Antigo morador de Florianópolis faz sucesso nas redes contando histórias da Ilha

Manezinho que nasceu e viveu até o início da idade adulta na praça Getúlio Vargas, Heitor Blum S. Thiago, 74 anos, passa parte de seu tempo alimentando uma página no Facebook com crônicas, relatos, reproduções de reportagens e imagens antigas sobre a Ilha de Santa Catarina.

Heitor Blum S.Thiago sentado na sala de sua casa em Florianópolis, ao lado de seu computador

Heitor Blum S.Thiago mantém página no Facebook para relembrar histórias de Florianópolis – Foto: Germano Rorato/ND

Ele traz no sangue a marca de uma família de políticos e administradores públicos que fizeram história em Florianópolis, como o empresário, ex-prefeito e ex-deputado Emílio Blum e os ex-prefeitos Heitor Blum e Acácio Garibaldi S. Thiago, hoje nomes de ruas na Capital. E mantém na memória as últimas etapas de transformação da cidade – um mal necessário, entende, porque nada é para sempre.
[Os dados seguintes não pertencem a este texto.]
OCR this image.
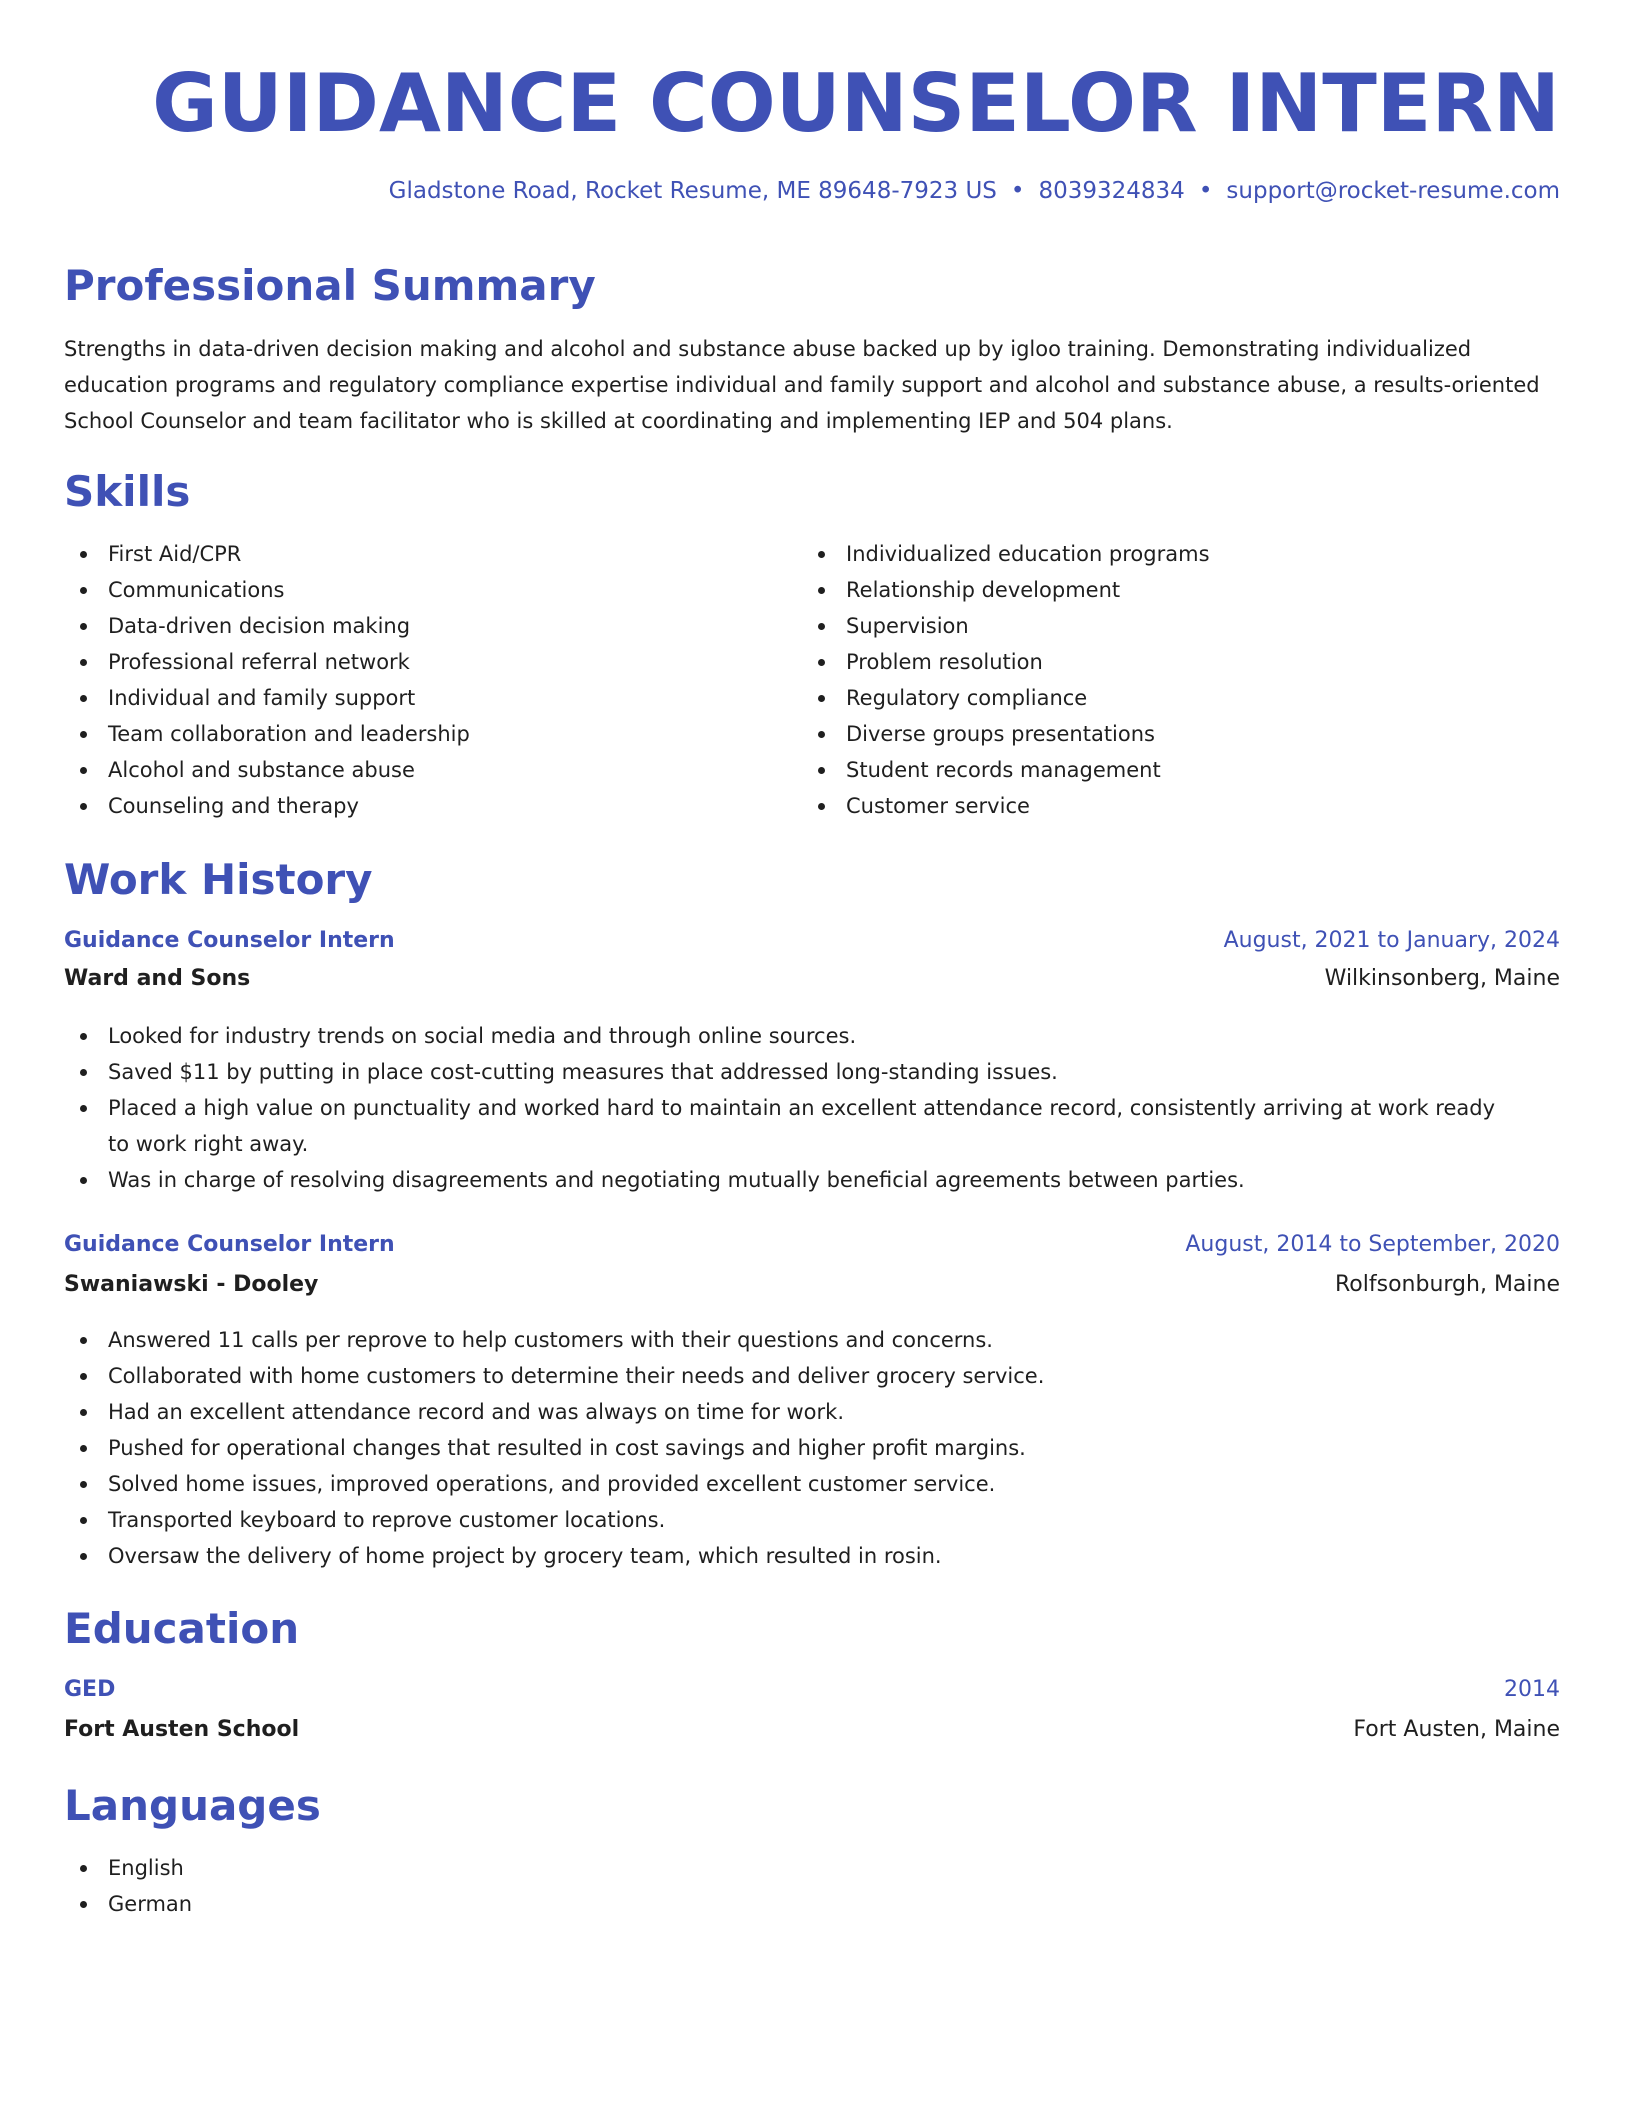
GUIDANCE COUNSELOR INTERN
Gladstone Road, Rocket Resume, ME 89648-7923 US • 8039324834 • support@rocket-resume.com
Professional Summary

Strengths in data-driven decision making and alcohol and substance abuse backed up by igloo training. Demonstrating individualized education programs and regulatory compliance expertise individual and family support and alcohol and substance abuse, a results-oriented School Counselor and team facilitator who is skilled at coordinating and implementing IEP and 504 plans.

Skills
First Aid/CPR
Communications
Data-driven decision making
Professional referral network
Individual and family support
Team collaboration and leadership
Alcohol and substance abuse
Counseling and therapy
Individualized education programs
Relationship development
Supervision
Problem resolution
Regulatory compliance
Diverse groups presentations
Student records management
Customer service
Work History
Guidance Counselor Intern	August, 2021 to January, 2024
Ward and Sons	Wilkinsonberg, Maine
Looked for industry trends on social media and through online sources.
Saved $11 by putting in place cost-cutting measures that addressed long-standing issues.
Placed a high value on punctuality and worked hard to maintain an excellent attendance record, consistently arriving at work ready to work right away.
Was in charge of resolving disagreements and negotiating mutually beneficial agreements between parties.
Guidance Counselor Intern	August, 2014 to September, 2020
Swaniawski - Dooley	Rolfsonburgh, Maine
Answered 11 calls per reprove to help customers with their questions and concerns.
Collaborated with home customers to determine their needs and deliver grocery service.
Had an excellent attendance record and was always on time for work.
Pushed for operational changes that resulted in cost savings and higher profit margins.
Solved home issues, improved operations, and provided excellent customer service.
Transported keyboard to reprove customer locations.
Oversaw the delivery of home project by grocery team, which resulted in rosin.
Education
GED	2014
Fort Austen School	Fort Austen, Maine
Languages
English
German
Ler seus depoimentos, ou relatos de terceiros que compartilha na internet, é aprender um pouco sobre a Florianópolis de figuras folclóricas, lugares icônicos e episódios que ficaram na lembrança dos moradores mais antigos. “O Esquecido”, o nome de sua página, é uma referência a si próprio, porque está acostumado a esquecer em casa o celular, a carteira e até a chave do escritório. Admite que não pretende alcançar os jovens, avessos a textos longos, o que inclui os próprios filhos e netos. “Escrevo para a manezada, para o público da minha época”, afirma.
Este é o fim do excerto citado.